La scorsa settimana il Niger è stato tra gli otto paesi che hanno votato contro la dichiarazione politica delle Nazioni Unite sull’HIV/AIDS, adottata con 149 voti. Secondo la dichiarazione, le infezioni da HIV sono aumentate tra il 2010 e il 2025 in Medio Oriente, Nord Africa, America Latina, Europa orientale e Asia centrale.

 

OMOSESSUALI IN AFRICA

Mentre l’Africa occidentale e centrale ha registrato un calo del 49% delle nuove infezioni tra il 2010 e il 2022, l’Africa subsahariana rimane colpita in modo sproporzionato, rappresentando il 64% di tutte le persone che vivono con l’hiv a livello globale.
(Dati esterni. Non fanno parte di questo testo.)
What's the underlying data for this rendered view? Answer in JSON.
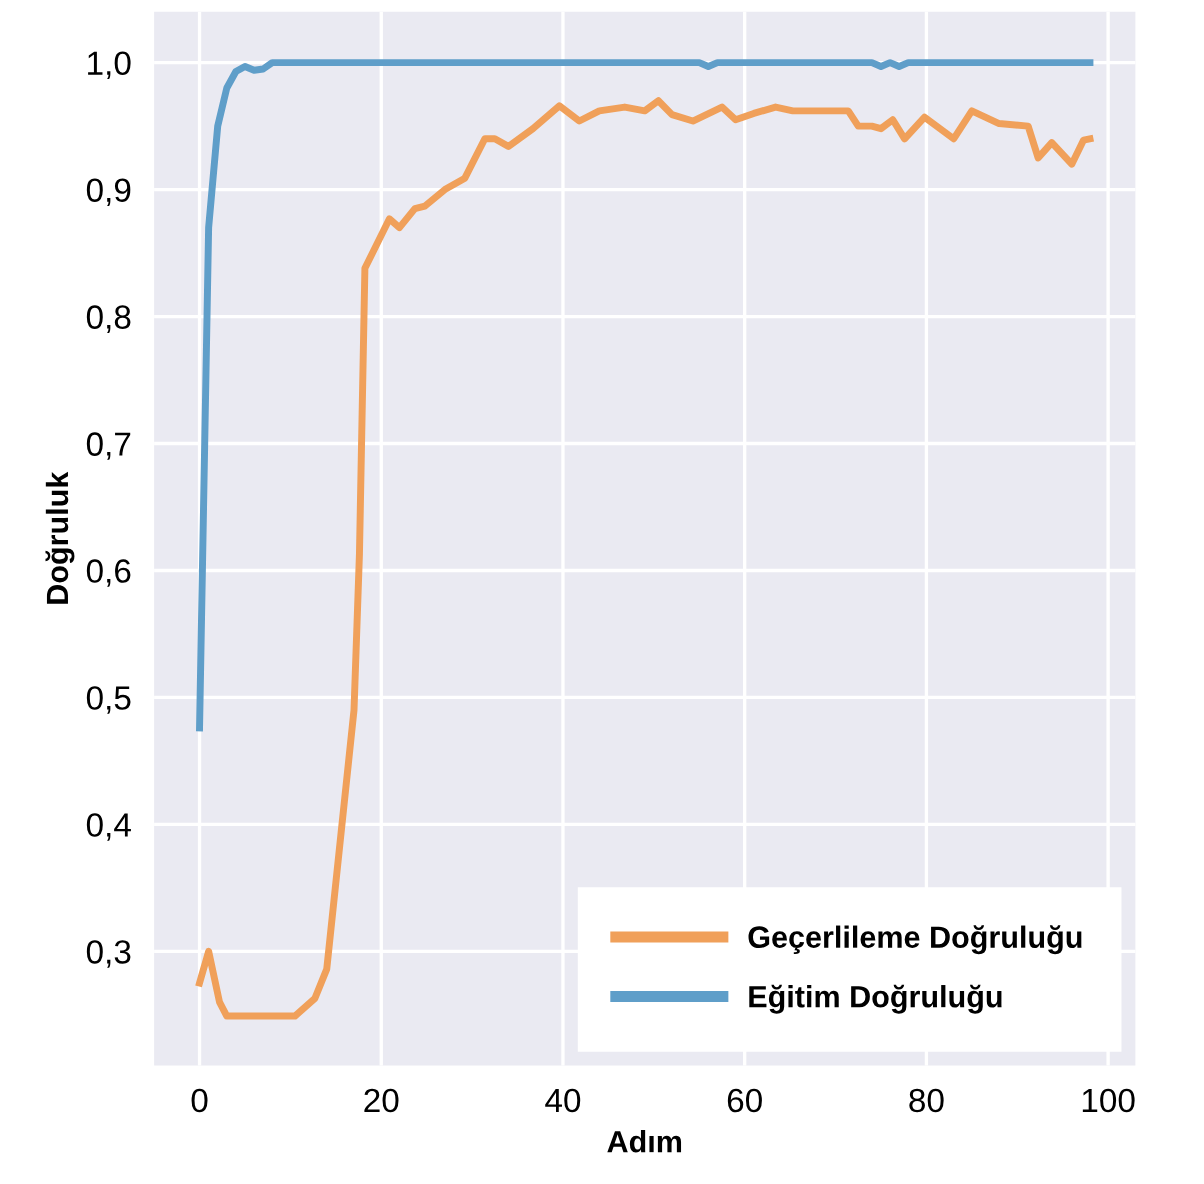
{
  "chart_data": {
    "type": "line",
    "xlabel": "Adım",
    "ylabel": "Doğruluk",
    "xlim": [
      -5,
      103
    ],
    "ylim": [
      0.21,
      1.04
    ],
    "xticks": [
      0,
      20,
      40,
      60,
      80,
      100
    ],
    "yticks": [
      {
        "value": 0.3,
        "label": "0,3"
      },
      {
        "value": 0.4,
        "label": "0,4"
      },
      {
        "value": 0.5,
        "label": "0,5"
      },
      {
        "value": 0.6,
        "label": "0,6"
      },
      {
        "value": 0.7,
        "label": "0,7"
      },
      {
        "value": 0.8,
        "label": "0,8"
      },
      {
        "value": 0.9,
        "label": "0,9"
      },
      {
        "value": 1.0,
        "label": "1,0"
      }
    ],
    "grid": true,
    "legend": "bottom right",
    "line_style": "solid",
    "series": [
      {
        "name": "Geçerlileme Doğruluğu",
        "color": "#f0a05a",
        "x": [
          0,
          1,
          2.2,
          3,
          10.5,
          12.7,
          14,
          17,
          17.6,
          18.2,
          20.9,
          22,
          23.7,
          24.8,
          27,
          29.2,
          31.4,
          32.5,
          34,
          36.7,
          39.6,
          41.8,
          44,
          46.8,
          49,
          50.5,
          52,
          54.3,
          57.5,
          59,
          61,
          63.4,
          65.3,
          71.4,
          72.5,
          74,
          75,
          76.3,
          77.6,
          79.8,
          83,
          85,
          88,
          91.2,
          92.3,
          93.8,
          96,
          97.3,
          98
        ],
        "values": [
          0.275,
          0.3,
          0.26,
          0.249,
          0.249,
          0.263,
          0.286,
          0.49,
          0.613,
          0.838,
          0.877,
          0.87,
          0.885,
          0.887,
          0.9,
          0.909,
          0.94,
          0.94,
          0.934,
          0.948,
          0.966,
          0.954,
          0.962,
          0.965,
          0.962,
          0.97,
          0.959,
          0.954,
          0.965,
          0.955,
          0.96,
          0.965,
          0.962,
          0.962,
          0.95,
          0.95,
          0.948,
          0.955,
          0.94,
          0.957,
          0.94,
          0.962,
          0.952,
          0.95,
          0.925,
          0.937,
          0.92,
          0.939,
          0.94
        ]
      },
      {
        "name": "Eğitim Doğruluğu",
        "color": "#5f9ec9",
        "x": [
          0,
          1,
          2,
          3,
          4,
          5,
          6,
          7,
          8,
          55,
          56,
          57,
          74,
          75,
          76,
          77,
          78,
          98
        ],
        "values": [
          0.476,
          0.87,
          0.95,
          0.98,
          0.993,
          0.997,
          0.994,
          0.995,
          1.0,
          1.0,
          0.997,
          1.0,
          1.0,
          0.997,
          1.0,
          0.997,
          1.0,
          1.0
        ]
      }
    ]
  }
}
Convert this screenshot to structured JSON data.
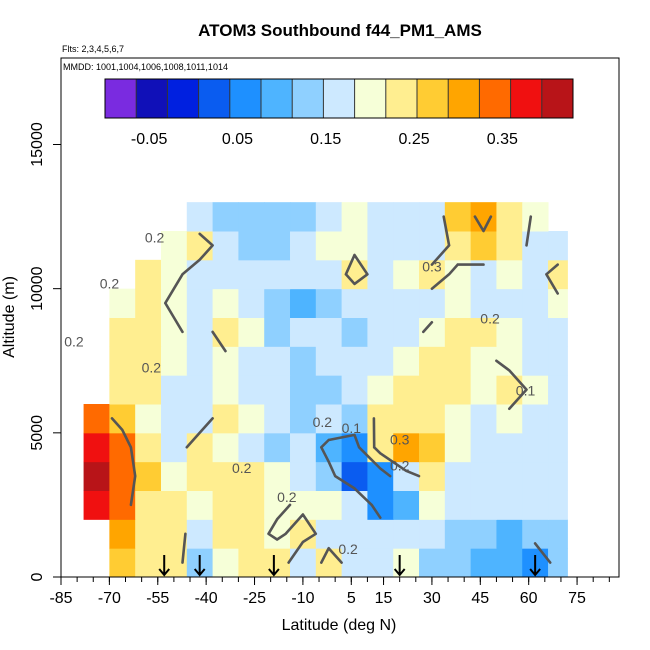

Si stima che in Niger ci siano state 32.000 nuove infezioni solo nel 2023.

 

[…] L’organizzazione internazionale per i diritti umani Front Line Defenders si è detta “profondamente preoccupata” per gli sviluppi in Niger e ha chiesto alle autorità “di abrogare tutte le disposizioni che criminalizzano gli individui sulla base del loro orientamento sessuale o identità di genere, così come gli individui che li sostengono e li difendono”. […]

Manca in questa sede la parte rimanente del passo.